Dr.: And it's not tender?
Me: No.
Dr.: it's rather subcutaneous to be a lymph node, it's probably glandular.
Me: oh.
Dr. : But it's lack of tenderness doesn't fit with an infection.
Me: Hmmm
Dr.: I think it may have started with a nick while shaving....
Me: (I was TRYING to be honest when I said:) I don't shave that much in the winter.
Dr.: Yes, I can see it's been a few weeks...
WHAT? A few weeks? Try 45 minutes!
So he doesn't appreciate my pre-appointment preparedness. Next time I won't prepare at all. And there will be a next time. You see, he prescribed me antibiotics. Two weeks worth. And if I take all those antibiotics I am going to end up with a mother of a yeast infection. (I come by it genetically. I can't help it.) That will show him.
And the lump? A bit of a mystery. There is no mystery in either of my breasts though. They have had a detailed once over. At one point I thought he was even going to examine my upper-most roll. The one that holds the girls up.
He's nothing if not thorough.
4 comments:
Just in case I ever forget that you are one of the funniest people I know, I will come back to read this. Holy crap! Laughed my head off. And Morgan kept wanting to know what was so funny. This was truly a gem. Your pre-appointment routine was the best. Oh wait, maybe the best part was where the Dr. said he could tell it had been a few weeks since you had shaved. HA! Too funny.

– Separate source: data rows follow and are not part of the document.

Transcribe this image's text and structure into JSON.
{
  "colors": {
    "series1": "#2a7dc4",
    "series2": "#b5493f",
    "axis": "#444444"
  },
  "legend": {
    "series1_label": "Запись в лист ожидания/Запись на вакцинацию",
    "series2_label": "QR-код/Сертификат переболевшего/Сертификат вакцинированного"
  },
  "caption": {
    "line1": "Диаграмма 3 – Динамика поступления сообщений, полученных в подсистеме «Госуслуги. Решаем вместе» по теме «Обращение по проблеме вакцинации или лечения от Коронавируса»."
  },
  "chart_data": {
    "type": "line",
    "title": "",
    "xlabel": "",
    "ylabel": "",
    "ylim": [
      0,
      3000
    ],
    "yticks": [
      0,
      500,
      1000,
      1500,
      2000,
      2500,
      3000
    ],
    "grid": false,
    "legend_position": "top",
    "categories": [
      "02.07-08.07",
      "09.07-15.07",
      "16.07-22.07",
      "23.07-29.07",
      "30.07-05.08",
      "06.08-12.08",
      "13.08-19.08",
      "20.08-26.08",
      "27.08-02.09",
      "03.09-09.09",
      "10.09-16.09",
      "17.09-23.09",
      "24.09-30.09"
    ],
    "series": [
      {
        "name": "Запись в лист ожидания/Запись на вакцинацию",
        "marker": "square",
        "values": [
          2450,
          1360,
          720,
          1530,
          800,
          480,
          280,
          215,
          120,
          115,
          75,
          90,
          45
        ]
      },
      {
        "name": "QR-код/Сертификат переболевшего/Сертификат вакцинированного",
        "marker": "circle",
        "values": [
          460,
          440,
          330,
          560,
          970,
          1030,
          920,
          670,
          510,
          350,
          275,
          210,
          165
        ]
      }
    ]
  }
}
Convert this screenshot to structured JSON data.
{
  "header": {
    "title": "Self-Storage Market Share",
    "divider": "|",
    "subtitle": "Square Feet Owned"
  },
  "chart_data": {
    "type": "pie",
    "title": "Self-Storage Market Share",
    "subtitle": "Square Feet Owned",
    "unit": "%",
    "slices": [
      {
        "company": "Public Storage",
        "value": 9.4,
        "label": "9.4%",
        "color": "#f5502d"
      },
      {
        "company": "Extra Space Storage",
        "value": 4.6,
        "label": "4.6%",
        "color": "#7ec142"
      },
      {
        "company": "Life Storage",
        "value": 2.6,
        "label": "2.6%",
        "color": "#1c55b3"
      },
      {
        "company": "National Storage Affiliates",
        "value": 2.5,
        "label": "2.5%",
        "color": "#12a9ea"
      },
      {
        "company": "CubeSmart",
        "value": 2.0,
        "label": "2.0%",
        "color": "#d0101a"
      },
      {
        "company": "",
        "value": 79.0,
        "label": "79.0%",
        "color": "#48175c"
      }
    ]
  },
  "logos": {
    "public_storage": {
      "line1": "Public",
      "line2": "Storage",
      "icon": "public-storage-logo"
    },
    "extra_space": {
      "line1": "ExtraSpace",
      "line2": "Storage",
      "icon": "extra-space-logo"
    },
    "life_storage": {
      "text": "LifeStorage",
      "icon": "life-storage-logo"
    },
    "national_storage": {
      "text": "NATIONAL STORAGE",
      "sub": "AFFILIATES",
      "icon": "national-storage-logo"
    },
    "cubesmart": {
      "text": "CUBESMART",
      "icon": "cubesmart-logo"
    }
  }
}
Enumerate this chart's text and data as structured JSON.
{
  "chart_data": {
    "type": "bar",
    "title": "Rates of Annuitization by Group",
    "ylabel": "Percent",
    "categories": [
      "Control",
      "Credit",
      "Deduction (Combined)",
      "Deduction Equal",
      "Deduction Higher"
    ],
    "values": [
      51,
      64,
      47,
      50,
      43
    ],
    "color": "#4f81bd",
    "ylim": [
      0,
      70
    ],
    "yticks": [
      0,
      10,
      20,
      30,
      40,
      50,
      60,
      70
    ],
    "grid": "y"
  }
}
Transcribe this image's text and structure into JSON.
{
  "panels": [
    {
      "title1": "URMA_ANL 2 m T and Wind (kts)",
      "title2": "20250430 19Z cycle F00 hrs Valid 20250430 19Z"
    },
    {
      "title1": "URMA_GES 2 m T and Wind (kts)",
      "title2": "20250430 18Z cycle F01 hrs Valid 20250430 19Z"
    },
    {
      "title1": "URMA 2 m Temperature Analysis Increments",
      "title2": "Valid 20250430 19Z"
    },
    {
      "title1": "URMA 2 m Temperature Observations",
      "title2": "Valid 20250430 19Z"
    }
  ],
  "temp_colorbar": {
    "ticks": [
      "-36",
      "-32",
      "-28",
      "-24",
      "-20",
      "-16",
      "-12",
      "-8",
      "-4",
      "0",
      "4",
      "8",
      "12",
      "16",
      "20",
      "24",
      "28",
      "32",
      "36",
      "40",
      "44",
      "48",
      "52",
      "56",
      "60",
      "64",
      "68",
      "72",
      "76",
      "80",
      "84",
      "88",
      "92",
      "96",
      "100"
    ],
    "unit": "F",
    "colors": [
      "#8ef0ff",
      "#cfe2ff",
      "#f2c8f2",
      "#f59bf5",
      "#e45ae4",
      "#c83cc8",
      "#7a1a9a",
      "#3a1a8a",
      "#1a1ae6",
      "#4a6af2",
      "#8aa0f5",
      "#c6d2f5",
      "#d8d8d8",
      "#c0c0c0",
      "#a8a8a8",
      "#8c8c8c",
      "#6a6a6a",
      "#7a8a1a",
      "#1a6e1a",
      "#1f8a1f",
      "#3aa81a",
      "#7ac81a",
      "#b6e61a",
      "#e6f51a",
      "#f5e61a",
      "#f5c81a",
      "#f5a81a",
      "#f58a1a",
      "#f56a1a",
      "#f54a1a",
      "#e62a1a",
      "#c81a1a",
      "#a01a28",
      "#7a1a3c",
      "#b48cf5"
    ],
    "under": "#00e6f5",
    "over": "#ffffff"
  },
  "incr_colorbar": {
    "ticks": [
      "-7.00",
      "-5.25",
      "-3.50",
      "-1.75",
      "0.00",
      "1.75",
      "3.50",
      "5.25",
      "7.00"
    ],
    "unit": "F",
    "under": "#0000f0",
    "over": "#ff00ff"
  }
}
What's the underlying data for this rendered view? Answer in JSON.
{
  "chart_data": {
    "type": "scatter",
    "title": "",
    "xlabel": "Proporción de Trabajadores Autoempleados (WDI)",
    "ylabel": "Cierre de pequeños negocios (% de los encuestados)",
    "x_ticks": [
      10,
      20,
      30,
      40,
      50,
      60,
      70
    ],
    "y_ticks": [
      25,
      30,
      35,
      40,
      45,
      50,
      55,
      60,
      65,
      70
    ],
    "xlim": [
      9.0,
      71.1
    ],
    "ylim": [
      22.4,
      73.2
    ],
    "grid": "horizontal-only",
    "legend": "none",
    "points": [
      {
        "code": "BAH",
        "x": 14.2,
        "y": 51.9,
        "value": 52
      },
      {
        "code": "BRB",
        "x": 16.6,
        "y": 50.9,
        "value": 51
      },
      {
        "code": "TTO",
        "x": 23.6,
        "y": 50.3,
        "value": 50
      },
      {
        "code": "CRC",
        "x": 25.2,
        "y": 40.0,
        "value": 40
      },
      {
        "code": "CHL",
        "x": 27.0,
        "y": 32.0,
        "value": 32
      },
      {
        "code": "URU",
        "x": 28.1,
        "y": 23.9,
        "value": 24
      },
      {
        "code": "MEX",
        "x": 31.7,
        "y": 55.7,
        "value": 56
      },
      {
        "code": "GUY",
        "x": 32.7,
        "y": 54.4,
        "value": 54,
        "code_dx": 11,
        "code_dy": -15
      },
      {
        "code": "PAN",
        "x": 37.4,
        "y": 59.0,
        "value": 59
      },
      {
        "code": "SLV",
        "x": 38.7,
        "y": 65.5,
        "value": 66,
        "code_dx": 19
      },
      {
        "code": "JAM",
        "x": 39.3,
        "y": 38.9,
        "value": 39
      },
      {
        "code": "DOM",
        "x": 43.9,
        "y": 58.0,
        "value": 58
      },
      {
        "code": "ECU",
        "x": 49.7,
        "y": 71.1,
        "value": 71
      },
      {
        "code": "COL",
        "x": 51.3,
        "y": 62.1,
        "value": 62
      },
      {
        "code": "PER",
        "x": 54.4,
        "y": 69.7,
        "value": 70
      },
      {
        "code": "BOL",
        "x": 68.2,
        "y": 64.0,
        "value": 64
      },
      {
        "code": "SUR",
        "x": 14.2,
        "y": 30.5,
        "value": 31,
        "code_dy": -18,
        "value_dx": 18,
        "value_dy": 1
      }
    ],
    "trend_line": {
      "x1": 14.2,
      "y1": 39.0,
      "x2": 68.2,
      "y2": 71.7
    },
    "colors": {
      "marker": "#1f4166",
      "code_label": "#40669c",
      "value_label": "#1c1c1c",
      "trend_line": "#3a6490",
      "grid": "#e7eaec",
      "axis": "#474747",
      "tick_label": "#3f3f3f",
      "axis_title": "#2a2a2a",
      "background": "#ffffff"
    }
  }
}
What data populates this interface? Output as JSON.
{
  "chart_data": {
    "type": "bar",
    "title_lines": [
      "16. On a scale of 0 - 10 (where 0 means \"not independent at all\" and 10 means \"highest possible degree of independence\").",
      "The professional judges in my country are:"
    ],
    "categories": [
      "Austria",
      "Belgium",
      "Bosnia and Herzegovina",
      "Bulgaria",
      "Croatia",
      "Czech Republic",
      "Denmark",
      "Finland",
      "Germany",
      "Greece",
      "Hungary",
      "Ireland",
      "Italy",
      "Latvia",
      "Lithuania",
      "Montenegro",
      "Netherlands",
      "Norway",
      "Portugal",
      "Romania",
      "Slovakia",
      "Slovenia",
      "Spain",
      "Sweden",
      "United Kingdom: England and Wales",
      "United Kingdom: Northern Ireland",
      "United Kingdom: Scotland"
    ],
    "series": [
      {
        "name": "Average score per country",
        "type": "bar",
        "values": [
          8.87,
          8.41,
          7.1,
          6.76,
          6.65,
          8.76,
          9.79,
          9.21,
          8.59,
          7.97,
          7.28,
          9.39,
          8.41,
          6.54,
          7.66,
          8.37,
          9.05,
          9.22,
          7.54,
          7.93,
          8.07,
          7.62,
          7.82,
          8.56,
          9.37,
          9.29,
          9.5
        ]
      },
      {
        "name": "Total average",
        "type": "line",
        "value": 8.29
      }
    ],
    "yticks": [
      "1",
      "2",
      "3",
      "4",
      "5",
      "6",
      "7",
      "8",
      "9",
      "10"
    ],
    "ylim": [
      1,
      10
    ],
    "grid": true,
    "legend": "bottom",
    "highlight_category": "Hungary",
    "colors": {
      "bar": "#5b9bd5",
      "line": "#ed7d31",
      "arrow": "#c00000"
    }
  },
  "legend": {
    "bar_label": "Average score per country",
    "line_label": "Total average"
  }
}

p.s. and by the way....am I ever gonna get my cookies? or are you punishing me because i hadn't given you the right address. i NEEEEEED me some Samoa's. :)
hahahaha oh man I'm dying! I'm glad it's nothing serious????? Although I'm sorry you'll prob get a yeast infection...
I will pray your next problem occurs on your leg, yea thet leg is safe right?
So, your post is super funny... and a little scary. but that's not even what I'm writing about.
I just started singing Rizo's song to my kids and thought of you. and the girls. and lagoon. and being total dorks belting it from all sorts of platforms. o good times.